During his time at school, Chumbley was accepted to the Honors College, completed a United Nations Summer Seminar in New York, and studied abroad in Africa. After graduation, he went attended the School of African Studies in London where he graduated with a Master’s degree focusing on international development and violent conflict.
It was there that Chumbley discovered the power of a camera.
“When I was in London, there were big student protests against rising school fees. I bought a DSLR earlier in the year and was out in the street taking photographs every chance I could,” he said. “That gave me a bug. I really liked photography and journalism, but I didn’t have a formal training in it. I started wondering how I could use my background and combine that with (the photography) I’d done so far.”
He did it by landing an internship at the international media outlet Al Jazeera English in Washington, D.C. From there, Chumbley took a job with VICE Media in New York City, where he helped launch VICE News online.
“It was a dream job,” Chumbley said. “I got a reasonable budget to produce documentaries. I got to travel and learn new things. … This was my first opportunity to make an impact in current affairs programming and really shoot something.”
That web service later grew into what is now “VICE News Tonight,” on the cable channel HBO. The show is a follow up to HBO’s “VICE” documentary program where Chumbley currently works as a freelance director of photography. He describes the show as a “‘60 Minutes’ for Millennials.”
During his time at VICE News, Chumbley focused social and environmental justice stories ranging from draconian landlord-tenant laws in Arkansas to an aging oil pipeline under the Great Lakes.
“I think the most memorable thing I produced was the oil pipeline story,” Chumbley said. “(Enbridge Energy Partners) was responsible for the largest oil spill in U.S. history in Michigan in 2010. It has a 60-year-old pipeline under Lake Michigan and Lake Huron and their staff is very secretive about what condition it is in.

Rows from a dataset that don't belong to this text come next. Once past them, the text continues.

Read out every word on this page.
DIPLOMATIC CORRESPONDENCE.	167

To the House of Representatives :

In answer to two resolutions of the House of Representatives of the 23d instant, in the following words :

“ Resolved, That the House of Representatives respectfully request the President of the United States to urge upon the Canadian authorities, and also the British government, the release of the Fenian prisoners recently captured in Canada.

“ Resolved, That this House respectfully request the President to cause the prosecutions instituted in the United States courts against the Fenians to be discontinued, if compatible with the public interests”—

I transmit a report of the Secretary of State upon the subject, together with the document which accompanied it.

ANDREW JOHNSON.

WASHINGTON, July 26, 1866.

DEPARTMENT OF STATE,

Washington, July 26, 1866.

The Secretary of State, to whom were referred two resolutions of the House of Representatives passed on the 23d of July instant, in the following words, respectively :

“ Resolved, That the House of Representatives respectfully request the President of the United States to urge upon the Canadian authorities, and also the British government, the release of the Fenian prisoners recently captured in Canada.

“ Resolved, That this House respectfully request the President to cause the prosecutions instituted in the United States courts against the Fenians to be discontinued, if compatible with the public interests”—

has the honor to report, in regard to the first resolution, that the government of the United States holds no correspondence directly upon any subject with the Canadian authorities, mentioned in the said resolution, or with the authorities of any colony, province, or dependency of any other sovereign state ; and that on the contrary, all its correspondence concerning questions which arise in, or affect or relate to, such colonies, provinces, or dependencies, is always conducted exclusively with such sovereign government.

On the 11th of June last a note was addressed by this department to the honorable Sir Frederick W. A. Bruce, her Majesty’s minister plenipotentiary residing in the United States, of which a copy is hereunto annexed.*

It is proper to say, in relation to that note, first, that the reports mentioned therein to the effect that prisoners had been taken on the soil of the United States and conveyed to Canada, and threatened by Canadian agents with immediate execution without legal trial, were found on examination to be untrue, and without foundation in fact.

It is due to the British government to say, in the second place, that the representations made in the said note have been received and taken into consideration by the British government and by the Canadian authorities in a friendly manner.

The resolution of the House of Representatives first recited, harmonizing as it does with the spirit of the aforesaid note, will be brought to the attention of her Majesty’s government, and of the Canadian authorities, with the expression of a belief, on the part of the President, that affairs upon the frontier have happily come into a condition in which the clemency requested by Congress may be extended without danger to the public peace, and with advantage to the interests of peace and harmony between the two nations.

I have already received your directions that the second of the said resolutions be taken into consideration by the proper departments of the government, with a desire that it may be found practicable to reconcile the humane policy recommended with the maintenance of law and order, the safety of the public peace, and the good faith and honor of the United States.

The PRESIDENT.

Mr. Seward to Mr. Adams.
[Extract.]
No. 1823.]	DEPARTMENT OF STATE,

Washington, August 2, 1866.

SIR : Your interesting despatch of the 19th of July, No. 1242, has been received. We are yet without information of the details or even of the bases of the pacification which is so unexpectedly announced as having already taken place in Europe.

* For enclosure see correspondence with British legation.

One of the largest fresh water sources in the world is at risk. That film was important because it was an opportunity to take the national spotlight and put it on an issue that is important to residents in this region, a region which I identify as home.”
That’s just his domestic work. Chumbley spent a good portion of the last year traveling to some of the most harrowing locations of conflict in the world: Syria, Yemen, Ukraine, and Gaza. He’s taken battlefield medical response training courses and constantly hopes he won’t need to use that knowledge.
Shooting in war-torn cities or in the aftermath of natural disasters is a humbling experience.
“A lot people who live in these situations are given no choice but to put up with them,” Chumbley said. “We go there, gather voices and stories, and bring them back. It’s an emotional toll, realizing that people have to live with everything you get to escape from when you leave.”
And while traveling abroad and reporting on stories on international importance is exciting, Chumbley would like to keep focusing on the Great Lakes region – he even has a tattoo of the lakes – and producing films that showcase how vitally important they are as a natural resource.
And in the meantime, he’s always searching for his next project.